Councillors are voting on the plans for the £44m joint campus for St Ambrose High School and Drumpark School.
Campaigners have raised concerns about levels of pollution on the site and the risk of methane gas leaks.
The new campus is part of North Lanarkshire's £250m Schools and Centres 21 programme and would be built on green belt land in Drumpellier Country Park.
The council is the landowner and the development is contrary to the approved local plan for the area, therefore the application must be referred to the Scottish government for consideration.
However, a special planning hearing has been taking place at which the planning officials, the developer and objectors were given a chance to make representations.

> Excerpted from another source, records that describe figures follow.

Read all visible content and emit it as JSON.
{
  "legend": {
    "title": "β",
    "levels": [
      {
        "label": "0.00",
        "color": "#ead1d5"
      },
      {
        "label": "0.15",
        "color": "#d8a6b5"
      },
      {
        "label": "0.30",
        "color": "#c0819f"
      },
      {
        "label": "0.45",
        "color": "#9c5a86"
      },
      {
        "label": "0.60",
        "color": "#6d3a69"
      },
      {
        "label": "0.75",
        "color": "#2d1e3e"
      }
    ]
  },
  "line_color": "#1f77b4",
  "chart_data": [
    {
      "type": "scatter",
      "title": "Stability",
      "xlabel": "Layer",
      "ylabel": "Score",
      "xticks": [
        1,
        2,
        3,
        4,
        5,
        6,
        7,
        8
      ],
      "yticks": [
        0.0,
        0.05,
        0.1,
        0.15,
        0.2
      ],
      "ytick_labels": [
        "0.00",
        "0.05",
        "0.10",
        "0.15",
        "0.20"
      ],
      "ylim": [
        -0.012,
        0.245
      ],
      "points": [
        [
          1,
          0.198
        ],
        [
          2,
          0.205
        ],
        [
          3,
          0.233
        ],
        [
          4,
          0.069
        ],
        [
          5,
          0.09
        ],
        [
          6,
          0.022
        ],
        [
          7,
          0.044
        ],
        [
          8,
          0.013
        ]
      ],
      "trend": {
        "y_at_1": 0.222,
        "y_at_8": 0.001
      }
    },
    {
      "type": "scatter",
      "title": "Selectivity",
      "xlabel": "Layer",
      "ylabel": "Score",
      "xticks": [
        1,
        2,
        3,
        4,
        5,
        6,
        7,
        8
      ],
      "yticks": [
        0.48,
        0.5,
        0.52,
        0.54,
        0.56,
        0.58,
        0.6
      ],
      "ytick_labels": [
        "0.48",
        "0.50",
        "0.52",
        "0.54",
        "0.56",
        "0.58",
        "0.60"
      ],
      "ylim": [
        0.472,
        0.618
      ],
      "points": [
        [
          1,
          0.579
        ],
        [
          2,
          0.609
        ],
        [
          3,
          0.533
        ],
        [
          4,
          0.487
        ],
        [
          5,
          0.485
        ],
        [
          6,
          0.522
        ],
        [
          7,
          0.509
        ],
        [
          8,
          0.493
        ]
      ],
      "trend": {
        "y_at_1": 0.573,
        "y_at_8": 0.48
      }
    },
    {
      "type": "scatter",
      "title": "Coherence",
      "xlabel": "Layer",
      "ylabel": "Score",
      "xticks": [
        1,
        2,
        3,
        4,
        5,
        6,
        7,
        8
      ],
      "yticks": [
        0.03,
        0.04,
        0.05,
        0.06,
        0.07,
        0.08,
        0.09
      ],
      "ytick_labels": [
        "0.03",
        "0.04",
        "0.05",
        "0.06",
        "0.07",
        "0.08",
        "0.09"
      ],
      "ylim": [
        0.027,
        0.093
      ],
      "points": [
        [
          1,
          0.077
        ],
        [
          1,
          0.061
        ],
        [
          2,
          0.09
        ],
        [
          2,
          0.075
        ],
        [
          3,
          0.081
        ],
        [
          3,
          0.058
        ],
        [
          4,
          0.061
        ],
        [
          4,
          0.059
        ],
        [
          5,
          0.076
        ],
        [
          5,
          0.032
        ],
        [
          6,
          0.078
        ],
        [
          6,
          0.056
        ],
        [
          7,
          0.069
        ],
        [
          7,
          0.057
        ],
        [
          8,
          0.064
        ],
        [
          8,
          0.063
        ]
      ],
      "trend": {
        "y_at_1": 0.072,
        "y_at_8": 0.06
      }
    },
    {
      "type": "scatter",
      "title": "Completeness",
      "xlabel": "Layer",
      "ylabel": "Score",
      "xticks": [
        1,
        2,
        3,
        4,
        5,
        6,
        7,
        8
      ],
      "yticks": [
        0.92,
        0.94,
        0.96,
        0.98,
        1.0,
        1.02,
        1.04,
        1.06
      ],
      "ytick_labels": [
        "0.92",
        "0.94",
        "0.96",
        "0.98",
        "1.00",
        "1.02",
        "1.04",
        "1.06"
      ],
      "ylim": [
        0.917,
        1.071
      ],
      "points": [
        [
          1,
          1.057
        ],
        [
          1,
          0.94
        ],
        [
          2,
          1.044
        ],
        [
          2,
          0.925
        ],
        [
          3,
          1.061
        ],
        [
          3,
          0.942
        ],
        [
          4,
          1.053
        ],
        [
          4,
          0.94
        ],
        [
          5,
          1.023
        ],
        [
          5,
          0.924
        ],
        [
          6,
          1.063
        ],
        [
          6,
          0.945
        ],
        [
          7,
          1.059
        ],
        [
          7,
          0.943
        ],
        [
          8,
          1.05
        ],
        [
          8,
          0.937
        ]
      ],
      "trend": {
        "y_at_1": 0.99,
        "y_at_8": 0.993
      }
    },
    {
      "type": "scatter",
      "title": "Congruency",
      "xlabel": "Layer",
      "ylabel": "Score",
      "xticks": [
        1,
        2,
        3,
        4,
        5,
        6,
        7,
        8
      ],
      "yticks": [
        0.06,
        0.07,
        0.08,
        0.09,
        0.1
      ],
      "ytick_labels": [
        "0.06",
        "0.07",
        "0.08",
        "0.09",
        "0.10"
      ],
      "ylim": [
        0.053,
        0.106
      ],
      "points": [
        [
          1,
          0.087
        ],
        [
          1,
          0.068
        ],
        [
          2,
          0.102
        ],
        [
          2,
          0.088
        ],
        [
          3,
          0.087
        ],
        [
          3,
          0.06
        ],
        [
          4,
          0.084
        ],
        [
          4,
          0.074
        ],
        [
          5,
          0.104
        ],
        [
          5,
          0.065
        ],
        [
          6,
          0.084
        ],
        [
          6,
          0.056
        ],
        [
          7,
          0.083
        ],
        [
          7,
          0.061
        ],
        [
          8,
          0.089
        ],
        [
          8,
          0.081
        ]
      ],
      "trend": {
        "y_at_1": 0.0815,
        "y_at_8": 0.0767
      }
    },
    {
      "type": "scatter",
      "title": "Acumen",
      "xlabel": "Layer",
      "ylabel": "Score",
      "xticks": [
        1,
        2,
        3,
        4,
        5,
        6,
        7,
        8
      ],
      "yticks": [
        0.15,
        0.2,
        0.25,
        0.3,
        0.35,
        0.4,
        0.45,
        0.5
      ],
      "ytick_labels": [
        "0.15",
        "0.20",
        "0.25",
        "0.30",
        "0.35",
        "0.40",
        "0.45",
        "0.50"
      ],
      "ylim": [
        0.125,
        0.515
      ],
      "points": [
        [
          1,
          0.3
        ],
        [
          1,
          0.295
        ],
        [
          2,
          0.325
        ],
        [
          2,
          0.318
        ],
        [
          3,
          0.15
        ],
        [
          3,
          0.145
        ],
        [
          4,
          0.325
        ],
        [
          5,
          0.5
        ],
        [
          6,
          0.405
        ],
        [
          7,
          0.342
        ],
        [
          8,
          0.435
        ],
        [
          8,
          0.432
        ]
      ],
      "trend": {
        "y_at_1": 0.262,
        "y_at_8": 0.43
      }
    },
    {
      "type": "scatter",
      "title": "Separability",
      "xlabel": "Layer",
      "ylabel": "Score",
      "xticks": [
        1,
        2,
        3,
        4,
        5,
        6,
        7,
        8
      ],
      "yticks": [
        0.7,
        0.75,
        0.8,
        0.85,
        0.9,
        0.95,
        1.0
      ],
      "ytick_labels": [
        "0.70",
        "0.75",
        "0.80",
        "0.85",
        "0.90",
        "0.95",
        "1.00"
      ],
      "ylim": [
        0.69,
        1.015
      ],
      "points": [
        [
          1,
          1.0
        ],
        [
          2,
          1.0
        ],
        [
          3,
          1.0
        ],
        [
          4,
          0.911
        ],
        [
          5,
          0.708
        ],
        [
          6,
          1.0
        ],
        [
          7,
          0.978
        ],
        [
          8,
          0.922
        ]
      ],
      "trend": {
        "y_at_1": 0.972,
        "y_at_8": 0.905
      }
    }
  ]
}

The full council will then vote on the application.
Papers being presented recommend planning permission be approved, subject to 27 conditions.
Now, local residents opposed to the school being built on the Drumpellier site said they hoped ministers would overturn any decision by the council to push forward with the proposals.
But, a spokesman for the Council's Learning and Leisure Services Department said: "Our consultants have carried out several rigorous external ground investigations of the site and confirmed that there are no landfill gas or site contamination implications that would prevent planning permission from being approved."
The council insisted the new building was badly needed due to the poor state of some of the accommodation pupils are currently being taught in.